Nel tempo, la qualità del bere si è innalzata non poco e sono molte le enoteche con mescita dove si consuma tantissimo champagne: dalla Coloniale alla Cantina Isola o la Cantina di Franco, posti che sono punti cardinali gli amatori bevono. Altro canale che a Milano ovviamente tira parecchio è quello degli hotel del lusso, dal Bulgari all’Armani quindi non solo milanesi, in questo caso clientela straniera.

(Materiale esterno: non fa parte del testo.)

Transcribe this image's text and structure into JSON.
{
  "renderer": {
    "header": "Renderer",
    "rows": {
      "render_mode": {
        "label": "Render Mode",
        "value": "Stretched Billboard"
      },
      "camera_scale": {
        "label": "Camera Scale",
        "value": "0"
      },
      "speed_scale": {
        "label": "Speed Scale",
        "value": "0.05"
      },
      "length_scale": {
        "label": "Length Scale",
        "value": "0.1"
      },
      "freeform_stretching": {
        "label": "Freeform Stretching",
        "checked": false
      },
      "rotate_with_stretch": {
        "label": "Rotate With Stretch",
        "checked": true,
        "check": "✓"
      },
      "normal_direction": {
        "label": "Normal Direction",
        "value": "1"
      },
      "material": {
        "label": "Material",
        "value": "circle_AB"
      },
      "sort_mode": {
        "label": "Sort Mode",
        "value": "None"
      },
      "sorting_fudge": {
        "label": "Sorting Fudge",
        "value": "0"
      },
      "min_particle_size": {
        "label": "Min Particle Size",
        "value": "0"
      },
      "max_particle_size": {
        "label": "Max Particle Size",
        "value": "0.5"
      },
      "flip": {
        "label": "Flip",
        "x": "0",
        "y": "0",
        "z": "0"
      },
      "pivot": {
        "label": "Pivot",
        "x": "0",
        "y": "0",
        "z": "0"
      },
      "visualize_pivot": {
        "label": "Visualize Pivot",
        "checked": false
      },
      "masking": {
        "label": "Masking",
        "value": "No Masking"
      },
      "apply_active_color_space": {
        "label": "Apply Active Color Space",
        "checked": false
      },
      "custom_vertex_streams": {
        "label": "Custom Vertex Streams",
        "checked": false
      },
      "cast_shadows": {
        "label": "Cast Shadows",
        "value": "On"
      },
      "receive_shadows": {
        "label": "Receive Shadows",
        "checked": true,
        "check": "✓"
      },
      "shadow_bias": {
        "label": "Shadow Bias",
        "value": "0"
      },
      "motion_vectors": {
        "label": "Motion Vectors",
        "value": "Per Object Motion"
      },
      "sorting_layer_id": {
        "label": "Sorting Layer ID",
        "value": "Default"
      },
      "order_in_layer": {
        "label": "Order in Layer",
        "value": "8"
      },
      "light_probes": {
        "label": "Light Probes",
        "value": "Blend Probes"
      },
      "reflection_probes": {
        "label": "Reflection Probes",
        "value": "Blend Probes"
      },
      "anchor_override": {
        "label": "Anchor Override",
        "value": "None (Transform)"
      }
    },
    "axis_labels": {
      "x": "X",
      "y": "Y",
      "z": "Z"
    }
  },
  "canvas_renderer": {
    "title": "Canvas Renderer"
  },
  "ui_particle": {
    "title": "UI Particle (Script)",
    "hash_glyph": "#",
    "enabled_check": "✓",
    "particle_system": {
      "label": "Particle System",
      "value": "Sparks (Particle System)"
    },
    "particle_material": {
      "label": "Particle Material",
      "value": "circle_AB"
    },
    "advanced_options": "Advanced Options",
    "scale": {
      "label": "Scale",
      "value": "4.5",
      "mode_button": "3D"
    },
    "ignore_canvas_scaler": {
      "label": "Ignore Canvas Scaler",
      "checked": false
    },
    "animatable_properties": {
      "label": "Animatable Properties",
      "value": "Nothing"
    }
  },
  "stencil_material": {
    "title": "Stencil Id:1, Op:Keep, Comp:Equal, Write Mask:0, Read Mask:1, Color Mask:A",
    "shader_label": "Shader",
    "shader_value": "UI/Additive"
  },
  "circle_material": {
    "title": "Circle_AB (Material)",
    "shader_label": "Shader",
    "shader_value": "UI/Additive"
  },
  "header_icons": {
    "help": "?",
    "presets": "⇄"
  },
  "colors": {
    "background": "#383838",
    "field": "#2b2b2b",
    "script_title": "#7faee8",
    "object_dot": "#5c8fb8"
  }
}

Un locale non stellato che sta facendo strada per la selezione è la Gintoneria di Davide Lacerenza, in una zona periferica che bisogna andare a cercare, Greco. “La mia è una clientela giovane che va dai 18 ai 35 anni – racconta Lacerenza che conta quasi 60 mila follower su Instagram – sono i figli della Milano bene. Tutti molto noti”. Un ristorante che le stelle se le guadagna sul campo. “Parliamo di 400 bottiglie di champagne alla settimana , tutte di alto livello: Cristal, Krug, Dom Pérignon, Salon, Gran Siecle. Da me lo champagne si sciabola come una volta, con la spada si fa partire il tappo ma anche con il bicchiere e la patente”. La patente? “Sì, ho creato una patente in metallo con la mia immagine per darla a chi sciabola bottiglie importanti da 7-800 euro ma anche da 1.500”.

 

Non c’è dubbio che Milano sia il caput mundi dello champagne, un settore particolare che si sta ritagliando un mercato, una clientela e una rete di selezionatori altamente specialistica. “E’ la città dove c’è il maggiore dinamismo in campo gastronomico – afferma Francesca Terragni, marketing e communication director di Moet Hennessy Italia – Dal 2015 in poi c’è stata una fioritura di nuovi ristoranti e nuove tipologie dello stare insieme. Lo champagne è sempre più legato a questi cambiamenti perché si è evoluto il gusto degli italiani in generale”.

 

Anche d’estate la bollicina francese luccica sotto le stelle. Il milanese è un amatore che la beve regolarmente e si possono spuntare anche buoni prezzi vista la competizione tra i locali, al punto che una bottiglia di champagne la si può acquistare meglio a Milano che a Palermo. Certi ristoranti non smentiscono la loro fama di innovatori nel rapporto con il cliente. “Lo champagne si consuma parecchio da noi, 30-40 bottiglie per cinque giorni d’apertura – spiega Manuele Pirovano, grande sommelier e direttore di sala da 14 anni del ristorante D’O di Davide Oldani – è impossibile non averlo, ma qui viene servito anche al bicchiere. Va bene per tutti, giovani e meno giovani. Abbiamo più di 70 champagne in casa, una lista importante. I nostri consigli variano tra etichette più o meno conosciute”. Ordinare una bottiglia di champagne fa parte anche del bello di andare fuori a cena. Ti guardano e ne godi. Il giochino è semplice. Il Baretto non fa eccezione. “Ne va via tanto – conferma Vincenzo Zagaria, mitico titolare del ristorante di via Senato -. Su dieci bottiglie tre preferiscono il Franciacorta e sette ordinano il vino francese (ahi ahi sovranisti, ndr)”. Ma c’è chi è totalmente fuori dal coro (anche senza essere sovranista) come Filippo La Mantia, oste e cuoco, come lui ama definirsi. “Ho una carta di champagne molto fornita ma non voglio vendere champagne. Per me la bollicina italiana è il top, proprio per una questione di nazionalismo puro. Da 18 anni adotto questo sistema. Le bollicine siciliane sono straordinarie. Su dieci persone, nove le convinco a prendere Sicilia o Italia. I puristi vogliono i francesi. Ma cerco sempre di dirottarli. Le produzioni italiane vanno spinte. Lei pensa che in Francia sponsorizzino una bollicina italiana?”.